What happens when a majority owner makes a bad-faith capital call?

Transcript

I focus my practice on commercial litigation and in particular on representing business owners in disputes with their business partners. As part of my job I get to see a whole variety of ways that business people attempt to rip off their business partners. And today I want to share with you one of those techniques—not so you can use them in your business partners but so that you might be better able to see it and prevent it in the event that it’s happening to you.

The technique I want to talk about today is the bad faith exercise of a capital call. Let’s start by thinking about what a capital call is. In most closely held companies, when you form the company you invest some money in exchange for an interest in a company, whether that’s a share of stock, a membership interest, or a limited partnership interest. Typically, the amount of money you invest in the company is all that you’ll have to invest in the company—in other words if the company goes belly-up, your losses are going to be limited to the amount that you initially invested. 

Generally, the company cannot come back to you and ask you for more money. Some companies, however, are set up different. Some companies have a provision in either their operating agreement or their partnership agreement known as a capital call. A capital call provision allows the company to come back to its owners and require them to contribute additional money to the company. For example: If the company needs a million dollars in cash, it may make a capital call of a million dollars; if you own 40% of the company, you’ll have to come up with $400,000. Now, most capital call provisions provide that if an owner is unwilling or unable to contribute capital in response to the capital call, then their interest in the company is diluted.

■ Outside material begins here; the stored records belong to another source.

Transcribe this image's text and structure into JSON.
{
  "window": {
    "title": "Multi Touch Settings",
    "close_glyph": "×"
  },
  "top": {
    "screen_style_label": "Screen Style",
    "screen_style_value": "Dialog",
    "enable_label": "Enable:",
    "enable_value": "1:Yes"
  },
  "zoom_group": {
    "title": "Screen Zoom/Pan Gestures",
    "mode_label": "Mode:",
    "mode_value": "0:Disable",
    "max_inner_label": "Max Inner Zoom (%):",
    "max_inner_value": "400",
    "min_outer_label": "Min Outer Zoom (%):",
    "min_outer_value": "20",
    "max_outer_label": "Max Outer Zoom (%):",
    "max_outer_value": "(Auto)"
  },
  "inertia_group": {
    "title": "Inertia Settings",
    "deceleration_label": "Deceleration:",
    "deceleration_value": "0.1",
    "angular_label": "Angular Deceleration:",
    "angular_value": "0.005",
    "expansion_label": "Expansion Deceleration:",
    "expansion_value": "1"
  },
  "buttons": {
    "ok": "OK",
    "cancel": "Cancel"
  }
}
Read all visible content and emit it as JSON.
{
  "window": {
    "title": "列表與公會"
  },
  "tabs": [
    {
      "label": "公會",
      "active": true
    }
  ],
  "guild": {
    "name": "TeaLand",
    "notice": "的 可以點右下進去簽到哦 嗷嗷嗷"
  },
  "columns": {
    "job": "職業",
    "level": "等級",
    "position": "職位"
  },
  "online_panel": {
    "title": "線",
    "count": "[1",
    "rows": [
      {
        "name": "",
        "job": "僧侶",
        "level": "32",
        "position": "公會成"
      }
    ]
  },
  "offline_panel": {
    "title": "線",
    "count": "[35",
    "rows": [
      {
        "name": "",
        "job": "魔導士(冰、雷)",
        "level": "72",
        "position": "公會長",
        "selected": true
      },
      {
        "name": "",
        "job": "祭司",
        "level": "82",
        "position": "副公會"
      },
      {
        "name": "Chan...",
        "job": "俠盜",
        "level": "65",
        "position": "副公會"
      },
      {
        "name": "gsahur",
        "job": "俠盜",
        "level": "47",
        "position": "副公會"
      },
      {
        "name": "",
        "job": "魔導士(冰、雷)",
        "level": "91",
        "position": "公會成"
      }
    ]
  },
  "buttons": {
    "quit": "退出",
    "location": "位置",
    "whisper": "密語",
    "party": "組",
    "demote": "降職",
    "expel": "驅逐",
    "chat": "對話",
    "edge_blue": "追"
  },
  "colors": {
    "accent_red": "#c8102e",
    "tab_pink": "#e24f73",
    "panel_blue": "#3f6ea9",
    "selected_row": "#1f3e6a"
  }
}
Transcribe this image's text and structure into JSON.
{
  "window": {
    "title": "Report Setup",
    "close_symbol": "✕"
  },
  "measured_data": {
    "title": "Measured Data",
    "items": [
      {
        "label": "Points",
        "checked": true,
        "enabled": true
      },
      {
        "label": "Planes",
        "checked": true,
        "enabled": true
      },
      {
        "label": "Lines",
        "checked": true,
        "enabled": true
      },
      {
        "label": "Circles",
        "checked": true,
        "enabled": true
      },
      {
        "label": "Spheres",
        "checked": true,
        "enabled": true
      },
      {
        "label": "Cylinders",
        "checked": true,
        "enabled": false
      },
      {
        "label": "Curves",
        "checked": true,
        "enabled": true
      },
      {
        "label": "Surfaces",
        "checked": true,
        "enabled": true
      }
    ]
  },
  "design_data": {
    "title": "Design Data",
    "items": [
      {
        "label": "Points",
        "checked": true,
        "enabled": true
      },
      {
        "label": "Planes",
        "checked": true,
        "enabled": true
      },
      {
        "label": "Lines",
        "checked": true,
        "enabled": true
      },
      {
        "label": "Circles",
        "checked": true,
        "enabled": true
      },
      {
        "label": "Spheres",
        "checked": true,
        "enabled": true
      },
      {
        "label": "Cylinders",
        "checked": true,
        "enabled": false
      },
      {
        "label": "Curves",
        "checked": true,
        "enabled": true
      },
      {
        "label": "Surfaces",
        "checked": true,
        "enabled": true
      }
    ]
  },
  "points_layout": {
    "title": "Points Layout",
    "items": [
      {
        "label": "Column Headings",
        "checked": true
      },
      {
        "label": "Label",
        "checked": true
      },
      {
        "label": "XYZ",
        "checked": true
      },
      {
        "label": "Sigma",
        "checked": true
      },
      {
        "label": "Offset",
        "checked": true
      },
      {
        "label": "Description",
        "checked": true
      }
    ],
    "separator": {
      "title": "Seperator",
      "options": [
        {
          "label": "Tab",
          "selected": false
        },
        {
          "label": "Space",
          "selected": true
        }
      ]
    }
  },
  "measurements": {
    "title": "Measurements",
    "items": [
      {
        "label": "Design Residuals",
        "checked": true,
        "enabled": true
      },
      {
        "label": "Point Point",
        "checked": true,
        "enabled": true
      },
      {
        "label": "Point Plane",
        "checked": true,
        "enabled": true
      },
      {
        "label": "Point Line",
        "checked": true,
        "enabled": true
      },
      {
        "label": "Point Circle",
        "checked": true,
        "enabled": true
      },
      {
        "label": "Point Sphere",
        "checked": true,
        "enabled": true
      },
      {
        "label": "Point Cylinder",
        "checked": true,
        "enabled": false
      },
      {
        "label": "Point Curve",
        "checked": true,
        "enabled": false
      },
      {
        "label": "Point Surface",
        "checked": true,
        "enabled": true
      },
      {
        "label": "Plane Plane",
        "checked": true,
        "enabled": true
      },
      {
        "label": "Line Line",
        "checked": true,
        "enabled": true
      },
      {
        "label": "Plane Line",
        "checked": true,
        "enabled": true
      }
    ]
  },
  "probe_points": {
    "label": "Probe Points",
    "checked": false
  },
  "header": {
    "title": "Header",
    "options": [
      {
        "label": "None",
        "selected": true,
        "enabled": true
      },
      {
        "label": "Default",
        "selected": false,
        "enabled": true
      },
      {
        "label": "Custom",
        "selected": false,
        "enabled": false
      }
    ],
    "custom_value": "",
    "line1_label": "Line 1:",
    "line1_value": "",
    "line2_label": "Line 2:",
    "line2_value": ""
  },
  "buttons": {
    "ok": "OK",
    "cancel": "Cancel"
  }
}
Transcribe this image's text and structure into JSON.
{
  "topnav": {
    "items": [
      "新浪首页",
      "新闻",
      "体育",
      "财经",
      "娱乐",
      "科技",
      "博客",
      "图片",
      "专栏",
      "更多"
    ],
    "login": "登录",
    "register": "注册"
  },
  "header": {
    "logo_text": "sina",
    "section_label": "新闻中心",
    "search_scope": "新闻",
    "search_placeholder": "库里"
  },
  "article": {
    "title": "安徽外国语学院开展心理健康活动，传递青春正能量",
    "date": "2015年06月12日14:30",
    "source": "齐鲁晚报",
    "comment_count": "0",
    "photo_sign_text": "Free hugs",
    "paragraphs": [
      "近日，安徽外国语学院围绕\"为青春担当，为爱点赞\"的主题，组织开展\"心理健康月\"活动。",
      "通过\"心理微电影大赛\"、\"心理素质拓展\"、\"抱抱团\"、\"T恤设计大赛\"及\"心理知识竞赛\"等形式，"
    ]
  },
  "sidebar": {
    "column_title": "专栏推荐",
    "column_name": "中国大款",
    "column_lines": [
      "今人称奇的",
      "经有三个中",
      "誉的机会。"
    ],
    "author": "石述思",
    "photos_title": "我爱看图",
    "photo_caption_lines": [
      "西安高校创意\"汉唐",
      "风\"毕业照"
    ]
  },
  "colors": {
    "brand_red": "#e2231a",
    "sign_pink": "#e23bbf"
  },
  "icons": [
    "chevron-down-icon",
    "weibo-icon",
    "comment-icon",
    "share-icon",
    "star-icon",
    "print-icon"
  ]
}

There’s a variety of good reasons to include a capital call provision in the organization documents, but once that provision is in there, it can be a powerful weapon that a ne’er-do-well owner can yield against their business partners.

The typical situation goes something like this: A company has a capital call provision in their organizational documents that provides that a shareholder or an owner’s failure to answer the capital call will result in the dilution of that owner’s interest. There’s a majority shareholder who has the ability to exercise the capital call. The company may have incurred debt to a third party—to a bank, for example—and the majority owner knows that the company is doing well and is going to do well in the future, and wants to keep more of the anticipated profits for him or herself and not have to share it with their business partners. They decide to repay the company’s debt, even though it’s not due—they decide they’re going to prepay the bank, to pay off the loan, and the way they’re going to do that is they’re going to make a capital call. They know that the minority owners can’t answer that capital call, so by making that capital call they intend to dilute the minority owners of the company.

When the majority owner makes the capital call, the minority owners are unable to make the call and have their interest diluted. When the business does well in the future, those minority owners have been diluted and are unable to share in the upside that they would have been able to share in but for the majority owner’s bad faith exercise of the capital call.